The SJCC has a staff of approximately 100, including physicians, nurses, physios and occupational therapists. The modern facility a stone's throw from the Northern Ontario Medical School features bright, spacious dining areas with great views of Ramsey Lake, attractive rooms with mechanical ceiling lifts, large picture windows, special tubs and showers and attractive lounges for patients and families. There's also a room with rehabilitation equipment and a kitchen that's used to help patients prepare for daily living tasks.
"Mobility is very important, bathing is big, but eating is huge," said Palkovits.
The new 16-bed Geriatric Rehabilitation Unit which opened in September is designed to help the frail elderly get back on their feet and return them to their homes following an acute episode or hospital stay.
Prior to the introduction of the service, said Palkovits, the patient would either take up a bed in an acute care hospital for an extended period of time or go to a nursing home, which isn't equipped for intensive rehabilitation. The patient may ultimately recover, but by then, the family has often given up the patient's apartment and sold everything, so the patient has nowhere else to go.
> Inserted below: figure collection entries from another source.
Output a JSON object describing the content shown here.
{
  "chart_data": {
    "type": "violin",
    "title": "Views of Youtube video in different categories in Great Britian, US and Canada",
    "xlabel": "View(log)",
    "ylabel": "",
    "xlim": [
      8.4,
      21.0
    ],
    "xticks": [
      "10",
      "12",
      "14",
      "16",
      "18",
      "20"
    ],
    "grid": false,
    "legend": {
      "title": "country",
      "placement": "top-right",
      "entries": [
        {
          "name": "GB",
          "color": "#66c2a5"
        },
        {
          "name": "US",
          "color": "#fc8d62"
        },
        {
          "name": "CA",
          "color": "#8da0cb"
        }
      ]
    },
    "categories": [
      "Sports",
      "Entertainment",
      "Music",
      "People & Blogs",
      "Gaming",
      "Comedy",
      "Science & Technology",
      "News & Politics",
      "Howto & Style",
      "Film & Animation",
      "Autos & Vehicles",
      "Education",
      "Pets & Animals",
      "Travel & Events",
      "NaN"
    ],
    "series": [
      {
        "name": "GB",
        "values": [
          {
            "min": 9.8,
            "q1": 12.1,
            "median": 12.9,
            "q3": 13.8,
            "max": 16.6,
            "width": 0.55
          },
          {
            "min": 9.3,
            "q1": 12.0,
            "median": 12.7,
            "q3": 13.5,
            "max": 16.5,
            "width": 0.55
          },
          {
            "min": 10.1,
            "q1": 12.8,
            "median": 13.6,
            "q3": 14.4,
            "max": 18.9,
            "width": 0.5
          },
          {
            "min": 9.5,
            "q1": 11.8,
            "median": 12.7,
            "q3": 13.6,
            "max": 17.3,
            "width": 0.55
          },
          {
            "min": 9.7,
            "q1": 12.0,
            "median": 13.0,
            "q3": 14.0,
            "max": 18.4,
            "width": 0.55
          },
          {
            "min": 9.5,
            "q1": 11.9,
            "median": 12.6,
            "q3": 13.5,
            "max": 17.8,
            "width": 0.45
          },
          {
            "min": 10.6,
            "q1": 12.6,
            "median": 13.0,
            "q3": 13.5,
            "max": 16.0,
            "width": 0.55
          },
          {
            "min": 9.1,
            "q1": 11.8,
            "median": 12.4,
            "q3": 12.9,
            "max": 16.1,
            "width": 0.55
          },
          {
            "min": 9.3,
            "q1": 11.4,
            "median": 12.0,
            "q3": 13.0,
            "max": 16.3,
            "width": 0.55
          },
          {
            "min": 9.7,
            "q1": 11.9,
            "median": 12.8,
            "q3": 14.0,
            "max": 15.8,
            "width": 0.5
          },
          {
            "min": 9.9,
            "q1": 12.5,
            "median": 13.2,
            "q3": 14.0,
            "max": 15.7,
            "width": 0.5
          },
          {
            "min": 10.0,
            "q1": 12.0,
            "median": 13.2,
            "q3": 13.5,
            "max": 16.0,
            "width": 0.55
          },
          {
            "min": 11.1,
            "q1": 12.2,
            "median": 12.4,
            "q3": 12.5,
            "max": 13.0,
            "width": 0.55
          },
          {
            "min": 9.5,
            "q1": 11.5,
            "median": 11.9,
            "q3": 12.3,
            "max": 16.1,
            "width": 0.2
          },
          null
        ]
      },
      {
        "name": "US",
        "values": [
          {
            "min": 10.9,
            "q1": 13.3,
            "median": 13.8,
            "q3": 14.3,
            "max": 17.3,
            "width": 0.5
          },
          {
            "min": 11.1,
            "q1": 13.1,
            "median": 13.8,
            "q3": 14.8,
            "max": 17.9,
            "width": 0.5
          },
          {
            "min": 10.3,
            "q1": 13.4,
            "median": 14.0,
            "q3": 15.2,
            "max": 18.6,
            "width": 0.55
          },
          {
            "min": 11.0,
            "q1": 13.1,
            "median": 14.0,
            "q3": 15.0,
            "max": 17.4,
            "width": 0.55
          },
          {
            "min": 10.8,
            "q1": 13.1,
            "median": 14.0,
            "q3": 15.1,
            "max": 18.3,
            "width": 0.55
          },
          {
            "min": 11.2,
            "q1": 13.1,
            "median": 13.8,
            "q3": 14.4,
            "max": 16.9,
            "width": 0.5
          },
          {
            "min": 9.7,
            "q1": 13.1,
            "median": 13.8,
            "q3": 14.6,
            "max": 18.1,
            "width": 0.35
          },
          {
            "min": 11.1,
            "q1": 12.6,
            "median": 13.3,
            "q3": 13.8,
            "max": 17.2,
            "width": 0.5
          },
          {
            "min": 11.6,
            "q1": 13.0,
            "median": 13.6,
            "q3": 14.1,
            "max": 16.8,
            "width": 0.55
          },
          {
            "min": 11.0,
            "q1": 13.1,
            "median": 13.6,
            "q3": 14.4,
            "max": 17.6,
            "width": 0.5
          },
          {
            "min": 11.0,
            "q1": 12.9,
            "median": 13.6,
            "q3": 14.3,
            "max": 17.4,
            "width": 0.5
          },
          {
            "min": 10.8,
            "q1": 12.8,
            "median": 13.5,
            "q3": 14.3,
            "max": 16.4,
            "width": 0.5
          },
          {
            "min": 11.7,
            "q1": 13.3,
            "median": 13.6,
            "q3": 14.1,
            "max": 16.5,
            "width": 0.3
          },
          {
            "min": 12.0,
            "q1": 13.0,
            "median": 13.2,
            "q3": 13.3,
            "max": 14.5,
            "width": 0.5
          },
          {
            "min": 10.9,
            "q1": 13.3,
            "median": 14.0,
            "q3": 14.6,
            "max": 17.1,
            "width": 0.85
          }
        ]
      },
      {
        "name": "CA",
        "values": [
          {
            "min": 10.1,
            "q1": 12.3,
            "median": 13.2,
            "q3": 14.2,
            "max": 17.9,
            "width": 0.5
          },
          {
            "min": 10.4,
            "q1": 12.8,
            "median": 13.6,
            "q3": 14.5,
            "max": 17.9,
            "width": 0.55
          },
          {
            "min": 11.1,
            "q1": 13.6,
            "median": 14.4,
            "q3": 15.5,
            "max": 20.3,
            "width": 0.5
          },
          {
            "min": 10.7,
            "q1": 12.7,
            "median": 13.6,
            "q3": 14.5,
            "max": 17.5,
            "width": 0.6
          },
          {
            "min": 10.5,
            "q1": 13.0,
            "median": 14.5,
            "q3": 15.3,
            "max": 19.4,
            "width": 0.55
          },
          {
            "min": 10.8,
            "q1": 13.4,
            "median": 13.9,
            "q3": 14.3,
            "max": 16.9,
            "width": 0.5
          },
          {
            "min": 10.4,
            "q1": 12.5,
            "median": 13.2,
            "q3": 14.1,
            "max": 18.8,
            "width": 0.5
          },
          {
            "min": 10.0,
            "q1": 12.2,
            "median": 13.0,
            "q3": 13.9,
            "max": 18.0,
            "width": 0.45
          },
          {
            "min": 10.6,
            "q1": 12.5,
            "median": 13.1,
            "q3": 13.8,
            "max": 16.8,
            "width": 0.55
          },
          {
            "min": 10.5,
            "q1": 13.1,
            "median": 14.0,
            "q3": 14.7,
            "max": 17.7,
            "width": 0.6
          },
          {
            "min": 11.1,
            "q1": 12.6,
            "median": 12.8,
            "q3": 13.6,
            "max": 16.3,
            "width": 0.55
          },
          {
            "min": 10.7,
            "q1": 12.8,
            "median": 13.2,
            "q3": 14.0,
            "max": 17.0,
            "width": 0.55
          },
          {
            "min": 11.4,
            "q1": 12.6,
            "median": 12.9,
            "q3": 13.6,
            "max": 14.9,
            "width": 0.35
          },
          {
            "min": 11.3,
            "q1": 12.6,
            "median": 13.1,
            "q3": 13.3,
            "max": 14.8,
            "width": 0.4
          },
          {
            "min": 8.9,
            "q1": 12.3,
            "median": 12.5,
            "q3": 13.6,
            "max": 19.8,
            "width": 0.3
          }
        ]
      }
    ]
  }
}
By undergoing intensive rehabilitation in the Geriatric Rehab Unit, "there will be a placeholder, so patients know they will be going home."
Until now, said Palkovits, there was an impression in the community that "you've had a fall, you're old, you go to hospital, and you end up in long-term care. That's not the case. The reality is that a large majority of these individuals could be going home.
"Patients who end up in a long-term care home often deteriorate when they don't have access to the kind of services you see here, and it gets to the point where they can't be rehabilitated."
The Geriatric Rehabilitation Unit will help alleviate the Alternate Level of Care crisis at Sudbury Regional Hospital. Equally important, however, it gives hope to seniors who really do want to go home.
"I don't think any of us grow up thinking that when we reach a certain age, we're going to live in a nursing home," said Palkovits.
Nevertheless, long-term care beds are still very much in demand, which is why the SJHC is in the midst of building the 128-bed St. Gabriel's Villa in Chelmsford, its second long-term care facility.
The next challenge for the community, said Palkovits, is to tackle the shortage of supportive housing units.
"We need hundreds of supportive housing units. Whether it's us that builds them or someone else, it's nice to know that we have the property. We don't necessarily have to manage or control it. We just want to make sure it happens."